To find the length of AB, we can use trigonometry.
Given that ∠A = 60°, we can find that ∠B = 180° - 90° - 60° = 30°.
Now, we have a right triangle ABC where ∠C = 90°, ∠A = 60°, and ∠B = 30°.
We can use the trigonometric ratios in a right triangle: sin 60° = opposite/hypotenuse cos 60° = adjacent/hypotenuse tan 60° = opposite/adjacent sin 30° = opposite/hypotenuse cos 30° = adjacent/hypotenuse tan 30° = opposite/adjacent
Since we are looking to find AB, which is the side opposite to angle ∠A (60°), we will use the sin 60° ratio.
sin 60° = AB/AC sin 60° = AB/(AB + 15) AB = 15 * sin 60° / sin 60° AB = 15 cm
To find the length of AB, we can use trigonometry.
Given that ∠A = 60°, we can find that ∠B = 180° - 90° - 60° = 30°.
Now, we have a right triangle ABC where ∠C = 90°, ∠A = 60°, and ∠B = 30°.

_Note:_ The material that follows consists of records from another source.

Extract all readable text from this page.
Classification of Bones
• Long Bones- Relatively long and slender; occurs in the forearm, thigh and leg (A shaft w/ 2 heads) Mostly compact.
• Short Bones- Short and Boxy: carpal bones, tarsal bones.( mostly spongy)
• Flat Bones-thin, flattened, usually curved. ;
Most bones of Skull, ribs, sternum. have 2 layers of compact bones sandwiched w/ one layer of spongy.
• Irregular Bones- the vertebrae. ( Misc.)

We can use the trigonometric ratios in a right triangle:
sin 60° = opposite/hypotenuse
cos 60° = adjacent/hypotenuse
tan 60° = opposite/adjacent
sin 30° = opposite/hypotenuse
cos 30° = adjacent/hypotenuse
tan 30° = opposite/adjacent
Since we are looking to find AB, which is the side opposite to angle ∠A (60°), we will use the sin 60° ratio.
sin 60° = AB/AC
sin 60° = AB/(AB + 15)
AB = 15 * sin 60° / sin 60°
AB = 15 cm
Therefore, the length of AB is 15 cm.